Postby CVfactor » Wed Sep 14, 2011 10:14 am

George,

Yes, I think CCSVI really doesn't fit into what is known about MS. But in my view it is no skin off of my nose if someone wants to pursue this as an approach to their disease.

The thing that really is disingenuous from a lot of people who are supporters of CCSVI is that this is a cure and that the autoimmune theory has not led to any insight into what causes MS or how it can be stopped.

I guess you could have this view if you are an ignorant person. But the people on the cutting edge of MS research (not clinical medical doctors) have found that MS as well as a lot of other autoimmune diseases are the results of a loss of self tolerance, and in particular a defect in the newly discovered regulatory T-cell. I have a lot of respect for these scientists and I think they would be most disappointed if they read some of the posts coming from the CCSVI fanatics.

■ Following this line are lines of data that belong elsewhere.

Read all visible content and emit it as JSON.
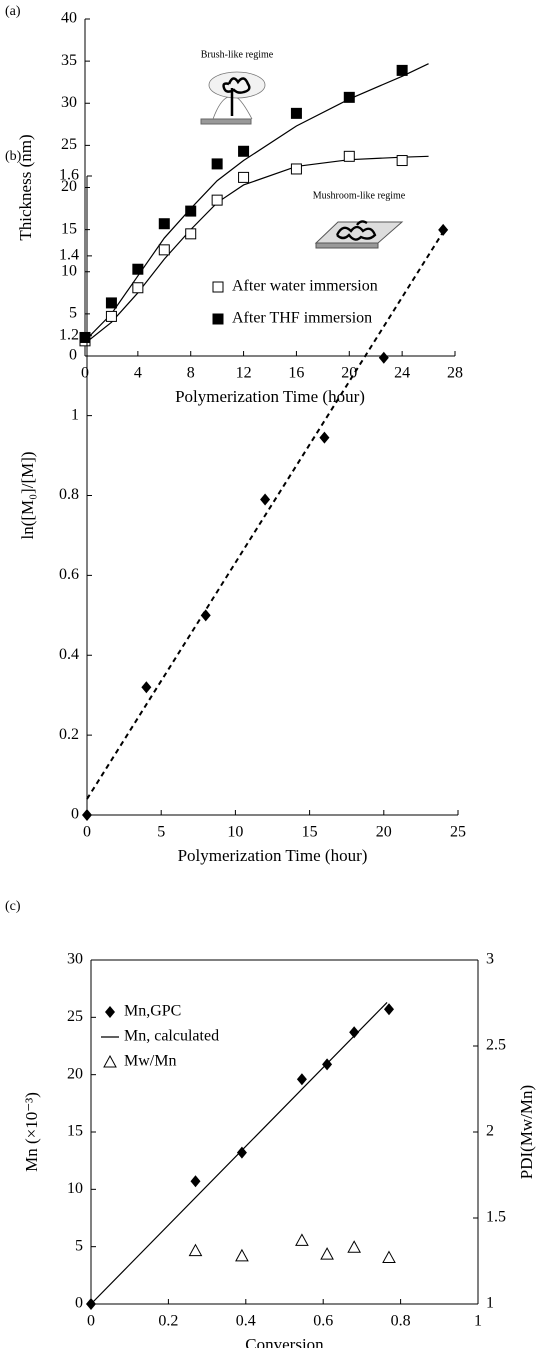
{
  "chart_data": [
    {
      "type": "scatter",
      "panel": "(a)",
      "xlabel": "Polymerization Time (hour)",
      "ylabel": "Thickness (nm)",
      "xlim": [
        0,
        28
      ],
      "xticks": [
        0,
        4,
        8,
        12,
        16,
        20,
        24,
        28
      ],
      "ylim": [
        0,
        40
      ],
      "yticks": [
        0,
        5,
        10,
        15,
        20,
        25,
        30,
        35,
        40
      ],
      "legend": "lower right",
      "frame": false,
      "series": [
        {
          "name": "After water immersion",
          "marker": "square-open",
          "color": "#000000",
          "x": [
            0,
            2,
            4,
            6,
            8,
            10,
            12,
            16,
            20,
            24
          ],
          "values": [
            1.8,
            4.7,
            8.1,
            12.6,
            14.5,
            18.5,
            21.2,
            22.2,
            23.7,
            23.2
          ]
        },
        {
          "name": "After THF immersion",
          "marker": "square",
          "color": "#000000",
          "x": [
            0,
            2,
            4,
            6,
            8,
            10,
            12,
            16,
            20,
            24
          ],
          "values": [
            2.2,
            6.3,
            10.3,
            15.7,
            17.2,
            22.8,
            24.3,
            28.8,
            30.7,
            33.9
          ]
        }
      ],
      "curves": [
        {
          "style": "solid",
          "color": "#000000",
          "x": [
            0,
            2,
            4,
            6,
            8,
            10,
            12,
            16,
            20,
            24,
            26
          ],
          "values": [
            1.5,
            4,
            7.5,
            11.5,
            15,
            18.2,
            20.3,
            22.5,
            23.3,
            23.6,
            23.7
          ]
        },
        {
          "style": "solid",
          "color": "#000000",
          "x": [
            0,
            2,
            4,
            6,
            8,
            10,
            12,
            16,
            20,
            24,
            26
          ],
          "values": [
            1.8,
            5,
            9.5,
            14,
            17.5,
            20.8,
            23.2,
            27.3,
            30.5,
            33.2,
            34.7
          ]
        }
      ],
      "annotations": [
        "Brush-like regime",
        "Mushroom-like regime"
      ]
    },
    {
      "type": "scatter",
      "panel": "(b)",
      "xlabel": "Polymerization Time (hour)",
      "ylabel": "ln([M₀]/[M])",
      "xlim": [
        0,
        25
      ],
      "xticks": [
        0,
        5,
        10,
        15,
        20,
        25
      ],
      "ylim": [
        0,
        1.6
      ],
      "yticks": [
        0,
        0.2,
        0.4,
        0.6,
        0.8,
        1,
        1.2,
        1.4,
        1.6
      ],
      "frame": false,
      "series": [
        {
          "marker": "diamond",
          "color": "#000000",
          "x": [
            0,
            4,
            8,
            12,
            16,
            20,
            24
          ],
          "values": [
            0,
            0.32,
            0.5,
            0.79,
            0.945,
            1.145,
            1.465
          ]
        }
      ],
      "curves": [
        {
          "style": "dashed",
          "color": "#000000",
          "x": [
            0,
            24
          ],
          "values": [
            0.04,
            1.46
          ]
        }
      ]
    },
    {
      "type": "scatter",
      "panel": "(c)",
      "xlabel": "Conversion",
      "ylabel": "Mn (×10⁻³)",
      "y2label": "PDI(Mw/Mn)",
      "xlim": [
        0,
        1
      ],
      "xticks": [
        0,
        0.2,
        0.4,
        0.6,
        0.8,
        1
      ],
      "ylim": [
        0,
        30
      ],
      "yticks": [
        0,
        5,
        10,
        15,
        20,
        25,
        30
      ],
      "y2lim": [
        1,
        3
      ],
      "y2ticks": [
        1,
        1.5,
        2,
        2.5,
        3
      ],
      "legend": "upper left",
      "frame": true,
      "series": [
        {
          "name": "Mn,GPC",
          "marker": "diamond",
          "color": "#000000",
          "x": [
            0,
            0.27,
            0.39,
            0.545,
            0.61,
            0.68,
            0.77
          ],
          "values": [
            0,
            10.7,
            13.2,
            19.6,
            20.9,
            23.7,
            25.7
          ]
        },
        {
          "name": "Mn, calculated",
          "marker": "line",
          "color": "#000000",
          "x": [
            0,
            0.765
          ],
          "values": [
            0,
            26.3
          ]
        },
        {
          "name": "Mw/Mn",
          "marker": "triangle-open",
          "color": "#000000",
          "axis": "y2",
          "x": [
            0.27,
            0.39,
            0.545,
            0.61,
            0.68,
            0.77
          ],
          "values": [
            1.31,
            1.28,
            1.37,
            1.29,
            1.33,
            1.27
          ]
        }
      ]
    }
  ]
}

But this type of toxic view point may prompt some people to jump on the CCSVI bandwagon and this is the only problem I have with the CCSVI movement (aside from the doctors who are performing this procedure). I think the CCSVI proponents should take some responsibility for those people who underwent this procedure and sustained permanent damage (at least if they had a conscience).

But in the end, truth and science will not be on their side, and they will fade off into the background as people of this ilk have always demonstrated in the past.